20. Hukuk Dairesi 2013/8293 E. , 2013/9851 K.
"İçtihat Metni"MAHKEMESİ :Asliye Hukuk Mahkemesi
Taraflar arasındaki tescil davasının yapılan duruşması sonunda kurulan hükmün Yargıtayca incelenmesi davalı Hazine vekili tarafından istenilmekle, süresinde olduğu anlaşılan temyiz dilekçesinin kabulüne karar verildikten sonra dosya incelendi, gereği düşünüldü:
K A R A R
Davacı, dava dilekçesinde sınırlarını bildirdiği ... İlçesi,... Köyünde bulunan 13 dönüm yüzölçümündeki taşınmazın tapuda kayıtlı olmadığını, kazandırıcı zamanaşımı zilyedliği yoluyla taşınmaz edinme koşullarının yararına oluştuğunu iddia ederek Medenî Kanunun 713. maddesi hükmüne göre adına tescilini istemiştir.
Mahkemece, davanın kısmen kabulü ile;
... mevkii, Doğusunda 654 nolu kadastro parseli, Kuzeyinde Hurmalık Devlet Ormanı, Batı ve Güneyinde... varislerinin tarla ve fındıklığı ile çevrili 17/05/2012 tarihli krokide (A) harfi ile gösterilen 6526,88 m2 miktarlı yerin tarla ve bahçe niteliği ile davacı ... adına TMK"nın 713/1. maddesi gereği tesciline,
Aynı krokide davacı tarafından talep edilen kesik çizgiler ile belirtilen kısmın Hurmalık Devlet Ormanı sahası içinde kaldığından, bu kısma ilişkin davacının ve davalı Hazinenin tescil talebinin reddine (zaten Devlet Ormanı içerisinde bulunduğundan bu kısma ilişkin Hazinenin tescil isteği konusunda karar verilmemiştir),
karar verilmiş, hüküm davalı Hazine vekili tarafından (A) bölüme yönelik olarak temyiz edilmiştir.
Dava dilekçesindeki açıklamaya göre dava, Medenî Kanunun 713. maddesi hükmü uyarınca tapusuz olan taşınmazın tescili istemine ilişkindir.
Çekişmeli taşınmazın bulunduğu yerde dava tarihinden önce 28.08.1992 tarihinde ilânı yapılıp kesinleşen orman kadastrosu ve 2/B uygulaması bulunmaktadır. Genel arazi kadastrosu işlemi 1956 yılında yapılmış ve kesinleşmiştir. Kesinleşme tarihi ile davanın açıldığı tarih arasında 20 yıllık süre geçmiştir.
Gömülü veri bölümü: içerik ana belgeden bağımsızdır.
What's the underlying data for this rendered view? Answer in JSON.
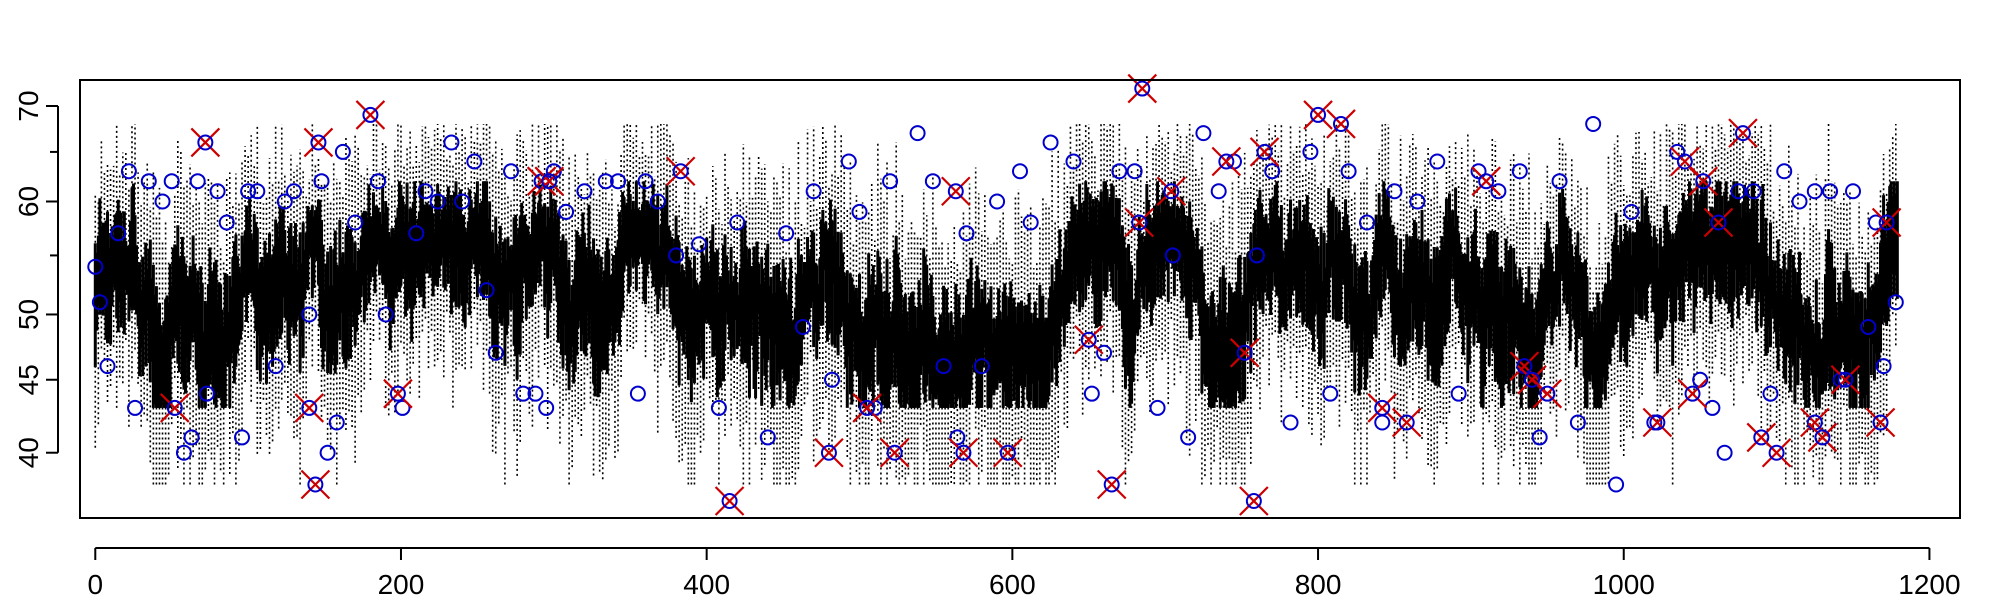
{
  "chart_data": {
    "type": "scatter",
    "title": "",
    "xlabel": "",
    "ylabel": "",
    "xlim": [
      -10,
      1220
    ],
    "ylim": [
      36,
      73
    ],
    "y_scale": "log",
    "x_ticks": [
      "0",
      "200",
      "400",
      "600",
      "800",
      "1000",
      "1200"
    ],
    "y_ticks": [
      "40",
      "45",
      "50",
      "60",
      "70"
    ],
    "y_minor_ticks": [
      55,
      65
    ],
    "n_points": 1180,
    "box_median_range": [
      45,
      60
    ],
    "whisker_range": [
      38,
      68
    ],
    "series": [
      {
        "marker": "circle",
        "color": "#0000cc",
        "points": [
          [
            0,
            54
          ],
          [
            3,
            51
          ],
          [
            8,
            46
          ],
          [
            15,
            57
          ],
          [
            22,
            63
          ],
          [
            26,
            43
          ],
          [
            35,
            62
          ],
          [
            44,
            60
          ],
          [
            50,
            62
          ],
          [
            58,
            40
          ],
          [
            63,
            41
          ],
          [
            67,
            62
          ],
          [
            73,
            44
          ],
          [
            80,
            61
          ],
          [
            86,
            58
          ],
          [
            96,
            41
          ],
          [
            100,
            61
          ],
          [
            106,
            61
          ],
          [
            118,
            46
          ],
          [
            124,
            60
          ],
          [
            130,
            61
          ],
          [
            140,
            50
          ],
          [
            148,
            62
          ],
          [
            152,
            40
          ],
          [
            158,
            42
          ],
          [
            162,
            65
          ],
          [
            170,
            58
          ],
          [
            185,
            62
          ],
          [
            190,
            50
          ],
          [
            201,
            43
          ],
          [
            210,
            57
          ],
          [
            216,
            61
          ],
          [
            224,
            60
          ],
          [
            233,
            66
          ],
          [
            240,
            60
          ],
          [
            248,
            64
          ],
          [
            256,
            52
          ],
          [
            262,
            47
          ],
          [
            272,
            63
          ],
          [
            280,
            44
          ],
          [
            288,
            44
          ],
          [
            295,
            43
          ],
          [
            300,
            63
          ],
          [
            308,
            59
          ],
          [
            320,
            61
          ],
          [
            334,
            62
          ],
          [
            342,
            62
          ],
          [
            355,
            44
          ],
          [
            360,
            62
          ],
          [
            368,
            60
          ],
          [
            380,
            55
          ],
          [
            395,
            56
          ],
          [
            408,
            43
          ],
          [
            420,
            58
          ],
          [
            440,
            41
          ],
          [
            452,
            57
          ],
          [
            463,
            49
          ],
          [
            470,
            61
          ],
          [
            482,
            45
          ],
          [
            493,
            64
          ],
          [
            500,
            59
          ],
          [
            510,
            43
          ],
          [
            520,
            62
          ],
          [
            538,
            67
          ],
          [
            548,
            62
          ],
          [
            555,
            46
          ],
          [
            564,
            41
          ],
          [
            570,
            57
          ],
          [
            580,
            46
          ],
          [
            590,
            60
          ],
          [
            605,
            63
          ],
          [
            612,
            58
          ],
          [
            625,
            66
          ],
          [
            640,
            64
          ],
          [
            652,
            44
          ],
          [
            660,
            47
          ],
          [
            670,
            63
          ],
          [
            680,
            63
          ],
          [
            695,
            43
          ],
          [
            705,
            55
          ],
          [
            715,
            41
          ],
          [
            725,
            67
          ],
          [
            735,
            61
          ],
          [
            745,
            64
          ],
          [
            760,
            55
          ],
          [
            770,
            63
          ],
          [
            782,
            42
          ],
          [
            795,
            65
          ],
          [
            808,
            44
          ],
          [
            820,
            63
          ],
          [
            832,
            58
          ],
          [
            842,
            42
          ],
          [
            850,
            61
          ],
          [
            865,
            60
          ],
          [
            878,
            64
          ],
          [
            892,
            44
          ],
          [
            905,
            63
          ],
          [
            918,
            61
          ],
          [
            932,
            63
          ],
          [
            945,
            41
          ],
          [
            958,
            62
          ],
          [
            970,
            42
          ],
          [
            980,
            68
          ],
          [
            995,
            38
          ],
          [
            1005,
            59
          ],
          [
            1020,
            42
          ],
          [
            1035,
            65
          ],
          [
            1050,
            45
          ],
          [
            1058,
            43
          ],
          [
            1066,
            40
          ],
          [
            1075,
            61
          ],
          [
            1085,
            61
          ],
          [
            1096,
            44
          ],
          [
            1105,
            63
          ],
          [
            1115,
            60
          ],
          [
            1125,
            61
          ],
          [
            1135,
            61
          ],
          [
            1142,
            45
          ],
          [
            1150,
            61
          ],
          [
            1160,
            49
          ],
          [
            1165,
            58
          ],
          [
            1170,
            46
          ],
          [
            1178,
            51
          ]
        ]
      },
      {
        "marker": "x",
        "color": "#cc0000",
        "points": [
          [
            52,
            43
          ],
          [
            72,
            66
          ],
          [
            140,
            43
          ],
          [
            144,
            38
          ],
          [
            146,
            66
          ],
          [
            180,
            69
          ],
          [
            198,
            44
          ],
          [
            292,
            62
          ],
          [
            297,
            62
          ],
          [
            383,
            63
          ],
          [
            415,
            37
          ],
          [
            480,
            40
          ],
          [
            505,
            43
          ],
          [
            523,
            40
          ],
          [
            563,
            61
          ],
          [
            568,
            40
          ],
          [
            597,
            40
          ],
          [
            650,
            48
          ],
          [
            665,
            38
          ],
          [
            683,
            58
          ],
          [
            685,
            72
          ],
          [
            704,
            61
          ],
          [
            740,
            64
          ],
          [
            752,
            47
          ],
          [
            758,
            37
          ],
          [
            765,
            65
          ],
          [
            800,
            69
          ],
          [
            815,
            68
          ],
          [
            842,
            43
          ],
          [
            858,
            42
          ],
          [
            910,
            62
          ],
          [
            935,
            46
          ],
          [
            940,
            45
          ],
          [
            950,
            44
          ],
          [
            1022,
            42
          ],
          [
            1040,
            64
          ],
          [
            1045,
            44
          ],
          [
            1052,
            62
          ],
          [
            1062,
            58
          ],
          [
            1078,
            67
          ],
          [
            1090,
            41
          ],
          [
            1100,
            40
          ],
          [
            1125,
            42
          ],
          [
            1130,
            41
          ],
          [
            1145,
            45
          ],
          [
            1168,
            42
          ],
          [
            1172,
            58
          ]
        ]
      }
    ]
  }
}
Mahkemece yapılan keşifte dinlenen orman, ziraat ve yerel bilirkişiler, çekişmeli yerin % 50 - 60 eğimli hali arazi niteliğinde olup, davacı tarafından otlak olarak kullanıldığını, üzerinde orman bitki örtüsünün bulunmadığı, 1959 tarihli memleket haritası ve hava fotoğraflarında orman sayılmayan yer olduğunu açıklamışlardır. Dava konusu taşınmazın davacı tarafından otlak olarak kullanıldığı söylenmiş, ancak ne şekilde kullanıldığı tam olarak açıklanmamıştır. Sadece hayvan otlatılarak kullanılan yerlerdeki zilyetlik, ekonomik amaca uygun zilyetlik olmadığından hukuken korunamaz. Bu nedenle, ziraat bilirkişi, mahallli bilirkişi ve tanıklarla tekrar keşif yapılarak taşınmazın davacı tarafından ne şekilde kullanıldığı araştırılmalı, mahalli bilirkişi ve tanıklara zilyetlik durumu ayrıntılı olarak açıklattırılmalı, davacının ekip, biçmek gibi bir zilyetliği olup olmadığı araştırılmalı, ziraat bilirkişiden taşınmazın toprak yapısı, eğimi, kaç yıl önce imar ve ihya edildiği ve ne zamandır tarımda kullanıldığı konusunda ayrıntılı rapor alınmalı ve ulaşılacak sonuca göre bir hüküm kurulmalıdır.
SONUÇ: Yukarıda açıklanan nedenlerle; davalı Hazine vekilinin temyiz itirazlarının kabulü ile hükmün BOZULMASINA 11.11.2013 günü oy birliğiyle karar verildi.